Medscape: Obstetrics is a surgical specialty. So far, the significant numbers of women now practicing in the field have done little to change the surgical view of birthing women. Do you think there will be a tipping point away from the surgical approach to birth among obstetricians?
Dr. Spry: Sometimes it takes us years to figure out what we've been doing wrong; this is an alarming aspect of surgery, and few women are aware of the poor state of maternity care that we have in the United States. Many women assume that because they're birthing in the United States, they're getting quality care. Research and outcome studies suggest that this isn't necessarily the case, but I don't think our population knows that yet. We're seeing an increased number of maternal deaths. We haven't seen an increase in maternal deaths in this country for a long time. [An example of a delay in recognizing risk of accepted treatment is, that] in the 1950s, 1960s, and 1970s, we gave diethylstilbestrol to women to prevent miscarriage. It wasn't until the next generation, and even after the next generation -- 30 years -- that we got rid of that practice. So I think change will come.
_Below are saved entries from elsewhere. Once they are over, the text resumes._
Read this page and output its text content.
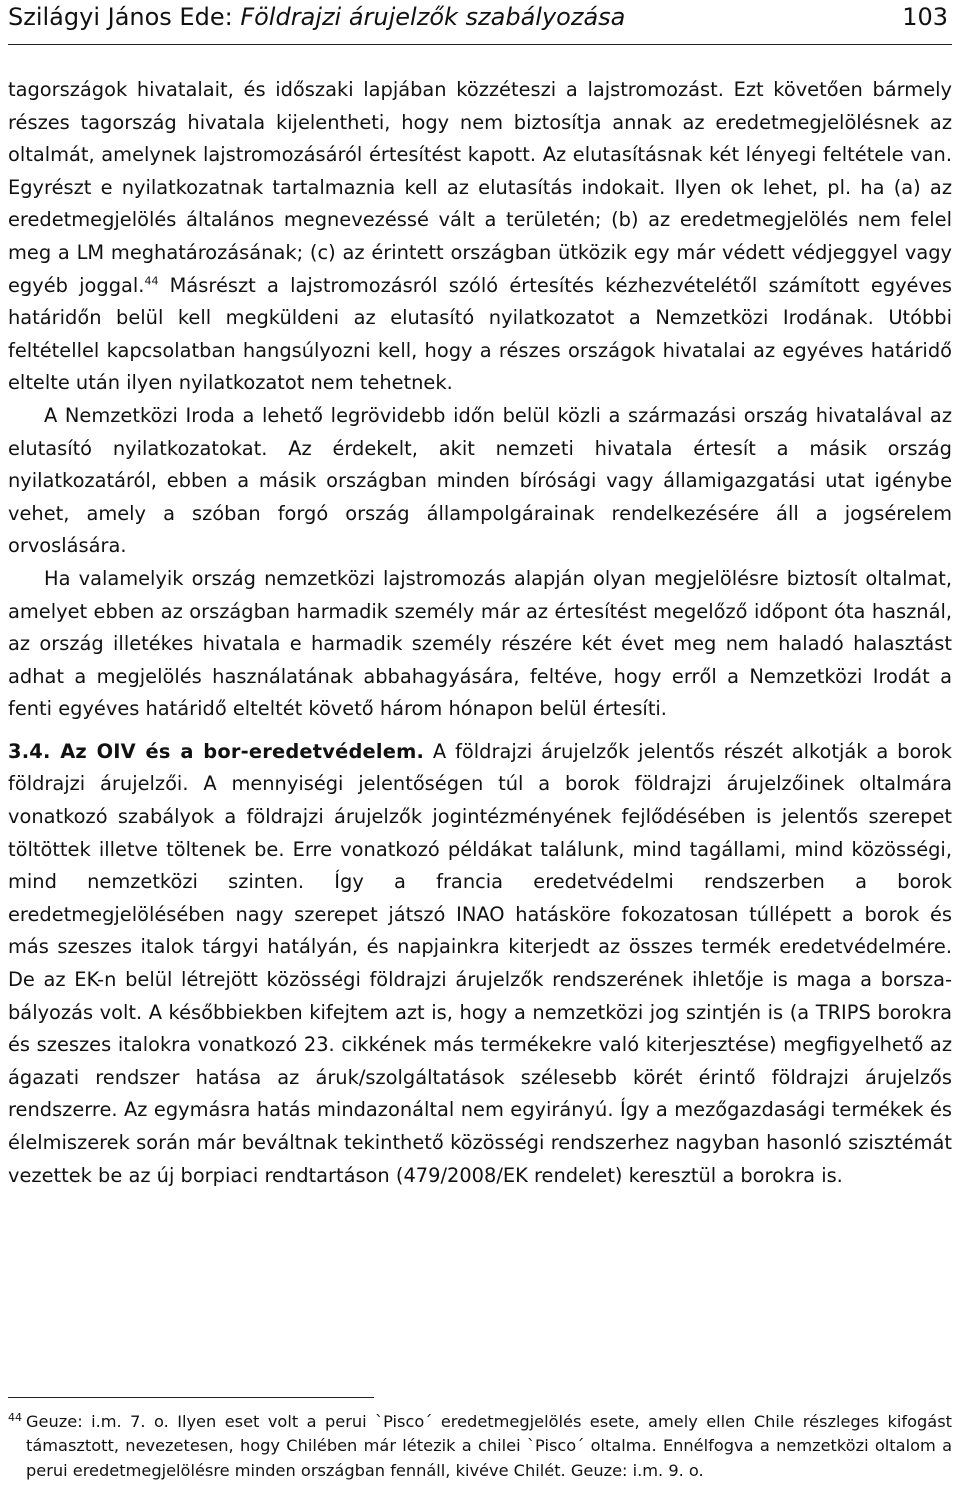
Szilágyi János Ede: Földrajzi árujelzők szabályozása	103

tagországok hivatalait, és időszaki lapjában közzéteszi a lajstromozást. Ezt követően bármely részes tagország hivatala kijelentheti, hogy nem biztosítja annak az eredetmegjelölésnek az oltalmát, amelynek lajstromozásáról értesítést kapott. Az elutasításnak két lényegi feltétele van. Egyrészt e nyilatkozatnak tartalmaznia kell az elutasítás indokait. Ilyen ok lehet, pl. ha (a) az eredetmegjelölés általános megnevezéssé vált a területén; (b) az eredetmegjelölés nem felel meg a LM meghatározásának; (c) az érintett országban ütközik egy már védett védjeggyel vagy egyéb joggal.$^{44}$ Másrészt a lajstromozásról szóló értesítés kézhezvételétől számított egyéves határidőn belül kell megküldeni az elutasító nyilatkozatot a Nemzetközi Irodának. Utóbbi feltétellel kapcsolatban hangsúlyozni kell, hogy a részes országok hivatalai az egyéves határidő eltelte után ilyen nyilatkozatot nem tehetnek.

A Nemzetközi Iroda a lehető legrövidebb időn belül közli a származási ország hivatalával az elutasító nyilatkozatokat. Az érdekelt, akit nemzeti hivatala értesít a másik ország nyilatkozatáról, ebben a másik országban minden bírósági vagy államigazgatási utat igénybe vehet, amely a szóban forgó ország állampolgárainak rendelkezésére áll a jogsérelem orvoslására.

Ha valamelyik ország nemzetközi lajstromozás alapján olyan megjelölésre biztosít oltalmat, amelyet ebben az országban harmadik személy már az értesítést megelőző időpont óta használ, az ország illetékes hivatala e harmadik személy részére két évet meg nem haladó halasztást adhat a megjelölés használatának abbahagyására, feltéve, hogy erről a Nemzetközi Irodát a fenti egyéves határidő elteltét követő három hónapon belül értesíti.

3.4. Az OIV és a bor-eredetvédelem. A földrajzi árujelzők jelentős részét alkotják a borok földrajzi árujelzői. A mennyiségi jelentőségen túl a borok földrajzi árujelzőinek oltalmára vonatkozó szabályok a földrajzi árujelzők jogintézményének fejlődésében is jelentős szerepet töltöttek illetve töltenek be. Erre vonatkozó példákat találunk, mind tagállami, mind közösségi, mind nemzetközi szinten. Így a francia eredetvédelmi rendszerben a borok eredetmegjelölésében nagy szerepet játszó INAO hatásköre fokozatosan túllépett a borok és más szeszes italok tárgyi hatályán, és napjainkra kiterjedt az összes termék eredetvédelmére. De az EK-n belül létrejött közösségi földrajzi árujelzők rendszerének ihletője is maga a borszabályozás volt. A későbbiekben kifejtem azt is, hogy a nemzetközi jog szintjén is (a TRIPS borokra és szeszes italokra vonatkozó 23. cikkének más termékekre való kiterjesztése) megfigyelhető az ágazati rendszer hatása az áruk/szolgáltatások szélesebb körét érintő földrajzi árujelzős rendszerre. Az egymásra hatás mindazonáltal nem egyirányú. Így a mezőgazdasági termékek és élelmiszerek során már beváltnak tekinthető közösségi rendszerhez nagyban hasonló szisztémát vezettek be az új borpiaci rendtartáson (479/2008/EK rendelet) keresztül a borokra is.

44 Geuze: i.m. 7. o. Ilyen eset volt a perui `Pisco´ eredetmegjelölés esete, amely ellen Chile részleges kifogást támasztott, nevezetesen, hogy Chilében már létezik a chilei `Pisco´ oltalma. Ennélfogva a nemzetközi oltalom a perui eredetmegjelölésre minden országban fennáll, kivéve Chilét. Geuze: i.m. 9. o.
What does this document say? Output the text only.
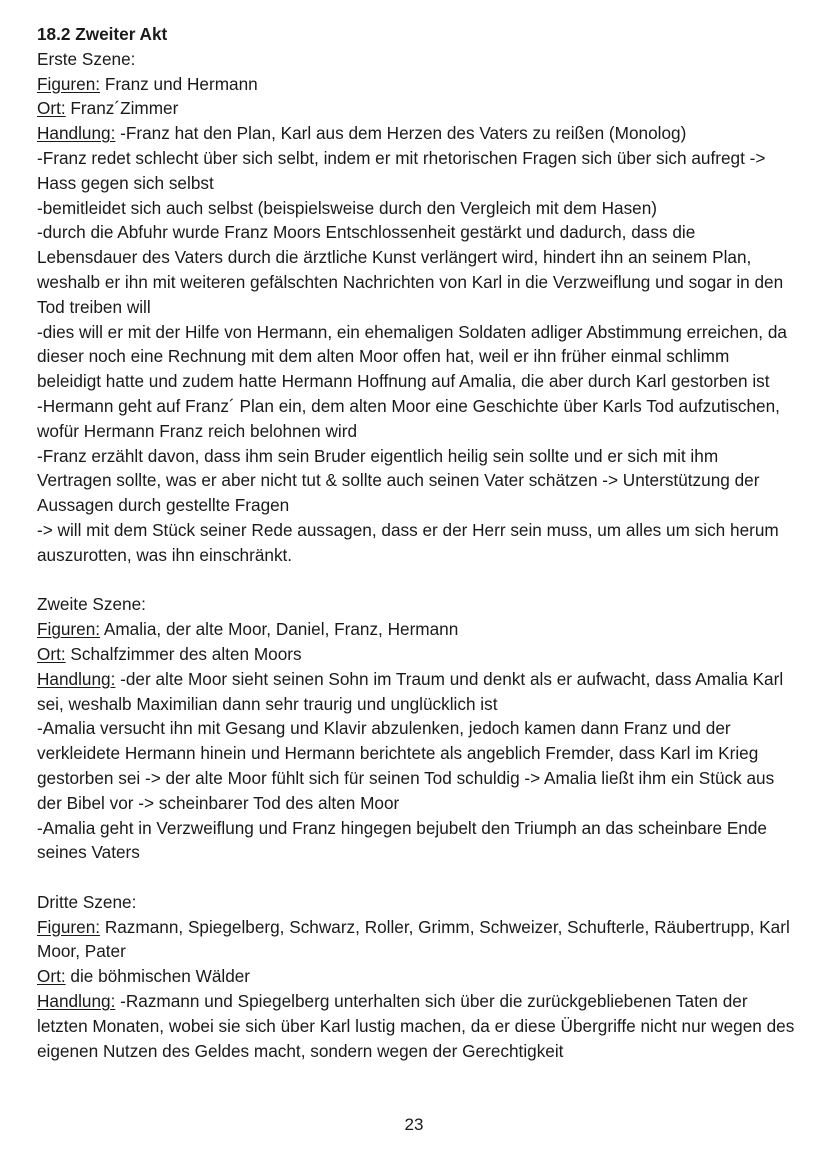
18.2 Zweiter Akt

Erste Szene:

Figuren: Franz und Hermann

Ort: Franz´Zimmer

Handlung: -Franz hat den Plan, Karl aus dem Herzen des Vaters zu reißen (Monolog)

-Franz redet schlecht über sich selbt, indem er mit rhetorischen Fragen sich über sich aufregt -> Hass gegen sich selbst

-bemitleidet sich auch selbst (beispielsweise durch den Vergleich mit dem Hasen)

-durch die Abfuhr wurde Franz Moors Entschlossenheit gestärkt und dadurch, dass die Lebensdauer des Vaters durch die ärztliche Kunst verlängert wird, hindert ihn an seinem Plan, weshalb er ihn mit weiteren gefälschten Nachrichten von Karl in die Verzweiflung und sogar in den Tod treiben will

-dies will er mit der Hilfe von Hermann, ein ehemaligen Soldaten adliger Abstimmung erreichen, da dieser noch eine Rechnung mit dem alten Moor offen hat, weil er ihn früher einmal schlimm beleidigt hatte und zudem hatte Hermann Hoffnung auf Amalia, die aber durch Karl gestorben ist

-Hermann geht auf Franz´ Plan ein, dem alten Moor eine Geschichte über Karls Tod aufzutischen, wofür Hermann Franz reich belohnen wird

-Franz erzählt davon, dass ihm sein Bruder eigentlich heilig sein sollte und er sich mit ihm Vertragen sollte, was er aber nicht tut & sollte auch seinen Vater schätzen -> Unterstützung der Aussagen durch gestellte Fragen

-> will mit dem Stück seiner Rede aussagen, dass er der Herr sein muss, um alles um sich herum auszurotten, was ihn einschränkt.

Zweite Szene:

Figuren: Amalia, der alte Moor, Daniel, Franz, Hermann

Ort: Schalfzimmer des alten Moors

Handlung: -der alte Moor sieht seinen Sohn im Traum und denkt als er aufwacht, dass Amalia Karl sei, weshalb Maximilian dann sehr traurig und unglücklich ist

-Amalia versucht ihn mit Gesang und Klavir abzulenken, jedoch kamen dann Franz und der verkleidete Hermann hinein und Hermann berichtete als angeblich Fremder, dass Karl im Krieg gestorben sei -> der alte Moor fühlt sich für seinen Tod schuldig -> Amalia ließt ihm ein Stück aus der Bibel vor -> scheinbarer Tod des alten Moor

-Amalia geht in Verzweiflung und Franz hingegen bejubelt den Triumph an das scheinbare Ende seines Vaters

Dritte Szene:

Figuren: Razmann, Spiegelberg, Schwarz, Roller, Grimm, Schweizer, Schufterle, Räubertrupp, Karl Moor, Pater

Ort: die böhmischen Wälder

Handlung: -Razmann und Spiegelberg unterhalten sich über die zurückgebliebenen Taten der letzten Monaten, wobei sie sich über Karl lustig machen, da er diese Übergriffe nicht nur wegen des eigenen Nutzen des Geldes macht, sondern wegen der Gerechtigkeit

23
And I think that we need to continue to perform research, monitor maternal morbidity, and look at these statistics, and then we'll see a shift.

The other issue is that really adverse, terrible events are rare; maternal deaths are rare, even though they are increasing. So an obstetrician having a personal experience of a maternal death is infrequent.

Essential skills are being lost in obstetrics -- for example, breech births or twins. However, they are preserved in the world of midwifery.

I hope that we get the message across that women want and need a positive birthing experience, and that they will choose a birth team that will support that goal. We would like for everybody to have a safe and healthy birth.